In technology, response time is the time a system or functional unit takes to react to a given input.
In computing, the responsiveness of a service, how long a system takes to respond to a request for service, is measured through the response time. That service can be anything from a memory fetch, to a disk IO, to a complex database query, or loading a full web page. Ignoring transmission time for a moment, the response time is the sum of the service time and wait time. The service time is the time it takes to do the work you requested. For a given request the service time varies little as the workload increases – to do X amount of work it always takes X amount of time. The wait time is how long the request had to wait in a queue before being serviced and it varies from zero, when no waiting is required, to a large multiple of the service time, as many requests are already in the queue and have to be serviced first.

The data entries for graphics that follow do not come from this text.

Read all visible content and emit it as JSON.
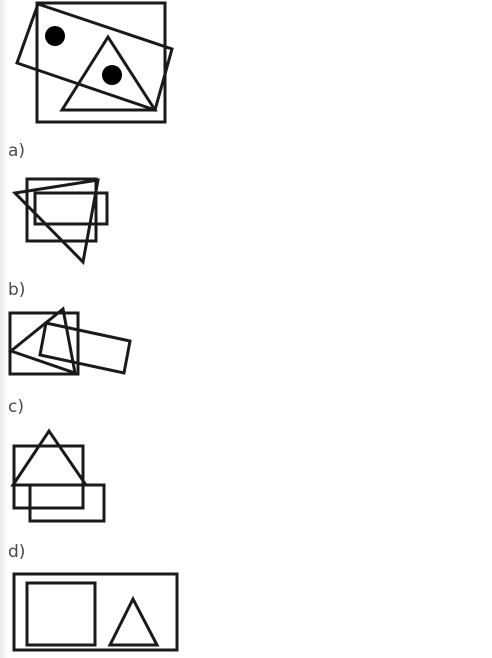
{
  "options": [
    {
      "id": "a",
      "label": "a)"
    },
    {
      "id": "b",
      "label": "b)"
    },
    {
      "id": "c",
      "label": "c)"
    },
    {
      "id": "d",
      "label": "d)"
    }
  ]
}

With basic queueing theory math[1] you can calculate how the average wait time increases as the device providing the service goes from 0-100% busy. As the device becomes busier, the average wait time increases in a non-linear fashion. The busier the device is, the more dramatic the response time increases will seem as you approach 100% busy; all of that increase is caused by increases in wait time, which is the result of all the requests waiting in queue that have to run first.
Transmission time gets added to response time when your request and the resulting response has to travel over a network and it can be very significant.[2] Transmission time can include propagation delays due to distance (the speed of light is finite), delays due to transmission errors, and data communication bandwidth limits (especially at the last mile) slowing the transmission speed of the request or the reply.

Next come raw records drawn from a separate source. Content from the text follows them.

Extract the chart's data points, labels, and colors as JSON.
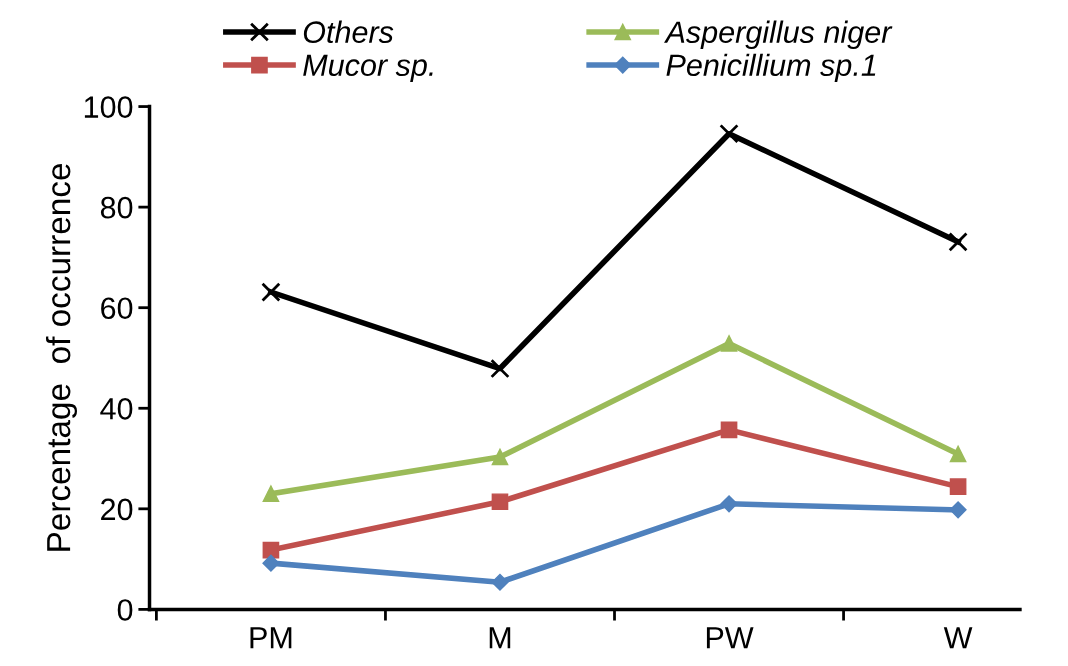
{
  "chart_data": {
    "type": "line",
    "ylabel": "Percentage  of occurrence",
    "categories": [
      "PM",
      "M",
      "PW",
      "W"
    ],
    "series": [
      {
        "name": "Others",
        "color": "#000000",
        "marker": "cross",
        "values": [
          63.1,
          47.9,
          94.6,
          73.1
        ]
      },
      {
        "name": "Mucor sp.",
        "color": "#c0504d",
        "marker": "square",
        "values": [
          11.8,
          21.4,
          35.7,
          24.4
        ]
      },
      {
        "name": "Aspergillus niger",
        "color": "#9bbb59",
        "marker": "triangle",
        "values": [
          23,
          30.3,
          52.9,
          30.9
        ]
      },
      {
        "name": "Penicillium sp.1",
        "color": "#4f81bd",
        "marker": "diamond",
        "values": [
          9.2,
          5.4,
          21,
          19.8
        ]
      }
    ],
    "ylim": [
      0,
      100
    ],
    "yticks": [
      0,
      20,
      40,
      60,
      80,
      100
    ],
    "grid": false,
    "legend": "top"
  }
}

Developers can reduce the response time of a system (for end users or not) using program optimization techniques.
In real-time systems the response time of a task or thread is defined as the time elapsed between the dispatch (time when task is ready to execute) to the time when it finishes its job (one dispatch). Response time is different from WCET which is the maximum time the task would take if it were to execute without interference. It is also different from deadline which is the length of time during which the task's output would be valid in the context of the specific system. And it has a relation to the TTFB, which is the time between the dispatch and the time when the response starts.

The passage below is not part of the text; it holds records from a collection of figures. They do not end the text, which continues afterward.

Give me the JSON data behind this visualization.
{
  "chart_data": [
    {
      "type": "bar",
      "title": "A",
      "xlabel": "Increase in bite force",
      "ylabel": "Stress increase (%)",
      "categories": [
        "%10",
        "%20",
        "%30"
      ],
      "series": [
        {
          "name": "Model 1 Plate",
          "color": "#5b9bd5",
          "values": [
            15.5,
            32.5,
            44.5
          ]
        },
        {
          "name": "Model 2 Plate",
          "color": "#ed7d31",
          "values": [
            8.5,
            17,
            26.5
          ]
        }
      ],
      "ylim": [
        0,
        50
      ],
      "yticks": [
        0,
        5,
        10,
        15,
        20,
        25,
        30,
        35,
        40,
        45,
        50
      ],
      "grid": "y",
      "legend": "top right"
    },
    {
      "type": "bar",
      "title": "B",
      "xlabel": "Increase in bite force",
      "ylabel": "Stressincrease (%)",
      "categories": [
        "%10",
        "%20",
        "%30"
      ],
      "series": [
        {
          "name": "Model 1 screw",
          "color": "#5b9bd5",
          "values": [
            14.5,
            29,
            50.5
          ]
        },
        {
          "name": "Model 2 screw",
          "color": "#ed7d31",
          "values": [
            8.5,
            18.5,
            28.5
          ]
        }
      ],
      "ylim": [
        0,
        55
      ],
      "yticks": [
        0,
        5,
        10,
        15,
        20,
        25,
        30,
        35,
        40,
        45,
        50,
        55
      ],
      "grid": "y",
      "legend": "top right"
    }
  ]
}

Response time is the amount of time a pixel in a display takes to change. It is measured in milliseconds (ms). Lower numbers mean faster transitions and therefore fewer visible image artifacts. Display monitors with long response times would create display motion blur around moving objects, making them unacceptable for rapidly moving images. Response times are usually measured from grey-to-grey transitions, based on a VESA industry standard from the 10% to the 90% points in the pixel response curve.[3] [4]
In fast paced competitive games such as Counter-Strike, the response time of a display is crucial for optimal performance. Displays that have a lower response time are more responsive to player input and produce less visual errors when displaying a rapidly changing image, making low response time important for competitive gaming. Most modern monitors that are marketed for gaming have a response time of 1ms, although it is not uncommon to see <1ms response time in high end monitors, and >1ms response time on less expensive monitors or monitors that have a higher resolution.[5]